Вера Смолкина ушла в монастырь в 23 года. Хотя это было совсем непросто. Не потому, что родители не хотели отпускать дочь в монастырь. Нет, как раз ее боголюбивая мама мечтала, чтобы кто-то из детей пошел по монашескому пути. Просто действующих женских обителей в то время насчитывались единицы. Среди них особое место занимал никогда не закрывавшийся Свято-Успенский Пюхтицкий монастырь в Эстонии. Его настоятельница игумения Варвара (Трофимова) вписала девушку из небольшого городка Инза Ульяновской области, приехавшую сюда в отпуск и попросившуюся в послушницы, в «список очередников». Как потом выяснилось, Вера Смолкина оказалась в нем где-то 33-й, последней. Ждать бы ей пришлось долго, пока очередь подойдет, но Господь судил иначе. Вдруг через три месяца она получает телеграмму от матушки: «Срочно приезжай. Трофимова». И начался новый этап в ее жизни – тот, о котором она мечтала еще с отроческих лет.
Сегодня у настоятельницы Богородице-Табынского женского монастыря Уфимской епархии игумении Иоанны (Смолкиной) нет никаких сомнений, что этот путь был для нее единственно верным. 5 ноября матушке Иоанне исполняется 65 лет. Накануне юбилея мы расспросили ее, каким ей видится прошлое – события, люди. И важной частью нашей беседы стали воспоминания матушки о духовном окормлении и советах митрополита Санкт-Петербургского и Ладожского Иоанна (Снычева), ее незабвенного духовника, отошедшего ко Господу 2 ноября четверть века назад.
И в советское время жили с верой
Матушка, во времена Вашего детства и юности в нашей стране под воздействием антирелигиозной пропаганды многие действительно становились убежденными атеистами, а некоторые из числа молодежи так вообще о Боге не слышали. У Вас, как Вы вспоминаете в публикации на сайте монастыря, была глубоко верующая мама, которая запретила своим детям вступать в пионеры, в комсомол. Кто помог ей укорениться в вере и придал бесстрашия в жизни?

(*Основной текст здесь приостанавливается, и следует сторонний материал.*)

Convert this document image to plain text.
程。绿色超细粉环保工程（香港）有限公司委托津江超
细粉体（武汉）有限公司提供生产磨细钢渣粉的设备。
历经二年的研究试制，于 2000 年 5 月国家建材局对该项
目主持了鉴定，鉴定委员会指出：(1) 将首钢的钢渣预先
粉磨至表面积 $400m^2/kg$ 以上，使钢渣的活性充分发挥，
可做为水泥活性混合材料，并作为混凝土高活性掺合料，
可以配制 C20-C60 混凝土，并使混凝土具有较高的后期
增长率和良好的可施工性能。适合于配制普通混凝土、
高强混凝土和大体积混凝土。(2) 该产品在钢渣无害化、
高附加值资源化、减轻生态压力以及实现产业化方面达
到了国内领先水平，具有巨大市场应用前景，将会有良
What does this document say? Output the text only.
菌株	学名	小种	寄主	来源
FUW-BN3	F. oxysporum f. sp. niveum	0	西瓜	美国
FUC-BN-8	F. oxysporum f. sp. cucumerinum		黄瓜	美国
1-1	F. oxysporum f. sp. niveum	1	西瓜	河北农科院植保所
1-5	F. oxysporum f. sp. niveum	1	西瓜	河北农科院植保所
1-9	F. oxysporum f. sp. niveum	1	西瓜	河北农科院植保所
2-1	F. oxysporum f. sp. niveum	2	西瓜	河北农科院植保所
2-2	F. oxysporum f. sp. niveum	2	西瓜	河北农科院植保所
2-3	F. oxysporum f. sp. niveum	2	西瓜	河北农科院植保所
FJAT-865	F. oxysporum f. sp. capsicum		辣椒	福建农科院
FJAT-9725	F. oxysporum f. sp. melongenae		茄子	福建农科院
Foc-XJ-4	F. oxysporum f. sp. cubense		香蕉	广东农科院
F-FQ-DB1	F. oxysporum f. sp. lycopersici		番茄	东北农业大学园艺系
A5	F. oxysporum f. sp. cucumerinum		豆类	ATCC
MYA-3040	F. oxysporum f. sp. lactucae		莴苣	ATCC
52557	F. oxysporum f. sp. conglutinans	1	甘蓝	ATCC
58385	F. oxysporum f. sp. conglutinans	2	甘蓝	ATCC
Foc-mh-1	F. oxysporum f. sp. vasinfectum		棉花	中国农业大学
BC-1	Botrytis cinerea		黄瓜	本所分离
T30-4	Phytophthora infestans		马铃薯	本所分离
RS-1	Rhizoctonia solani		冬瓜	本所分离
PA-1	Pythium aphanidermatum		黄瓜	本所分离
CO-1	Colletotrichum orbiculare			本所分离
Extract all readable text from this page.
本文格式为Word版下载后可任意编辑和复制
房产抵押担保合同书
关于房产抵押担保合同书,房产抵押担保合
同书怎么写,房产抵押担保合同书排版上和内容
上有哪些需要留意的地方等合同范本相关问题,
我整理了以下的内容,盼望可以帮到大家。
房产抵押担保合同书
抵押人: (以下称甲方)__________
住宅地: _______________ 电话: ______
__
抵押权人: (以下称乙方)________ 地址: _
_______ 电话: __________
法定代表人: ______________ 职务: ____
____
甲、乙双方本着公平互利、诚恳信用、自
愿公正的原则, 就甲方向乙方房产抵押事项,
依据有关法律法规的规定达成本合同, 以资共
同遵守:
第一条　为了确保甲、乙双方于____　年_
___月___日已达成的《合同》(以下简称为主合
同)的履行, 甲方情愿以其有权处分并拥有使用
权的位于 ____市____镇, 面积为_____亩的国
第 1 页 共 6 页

Мои бабушка и дедушка, Симеон Федорович и Фекла Федоровна Степаевы – мамины родители. Они были людьми благочестивыми, а на нас, детей, сильное впечатление произвели рассказы, что их родственники, как и немало верующих дореволюционной России, пешком (!) ходили поклониться великим христианским святыням в Киев и Иерусалим. Дедушка Симеон слыл в селе начитанным человеком. Он много молился, пел в храме на клиросе. Односельчане уважали его, уважали они и бабушку и часто обращались к обоим за советами. В годы коллективизации семья Степаевых не захотела вступать в колхоз. И этот пример оказался настолько «заразителен», что некоторые рачительные хозяева-труженики тоже стали отказываться от «благ» коллективизации, куда всех пытались насильно затащить. Тогда мою бабушку Феклу поставили к стене и хотели расстрелять (или, кто знает, возможно, решили так напугать ее саму и остальных несговорчивых?). Но потом якобы пожалели, как многодетную мать, у которой было шестеро детей – и совсем маленькие, и подростки. А дедушку вскоре за служение в церкви и за его убеждения арестовали. Бабушка не знала, куда увезли ее мужа, пока кто-то из местного начальства не проговорился, что он доставлен в тюрьму, что в райцентре Базарный Сызган. И что же бабушка Фекла сделала? Она запрягла лошадь и поехала искать эту тюрьму. Нашла. Правда, поначалу работники того учреждения наотрез отказывались подтвердить тот факт, что Симеон Федорович Степаев находится здесь. Тогда эта простая женщина, многодетная мать, пригрозила, что поедет в Москву к самому Калинину и будет на них жаловаться. Вот такая моя бабуся была – смелая и требовательная! Судя по всему, ее угроза возымела действие на начальство и через некоторое время двое тюремщиков выволокли дедушку под руки. Самостоятельно он идти не мог – ослабел от голода.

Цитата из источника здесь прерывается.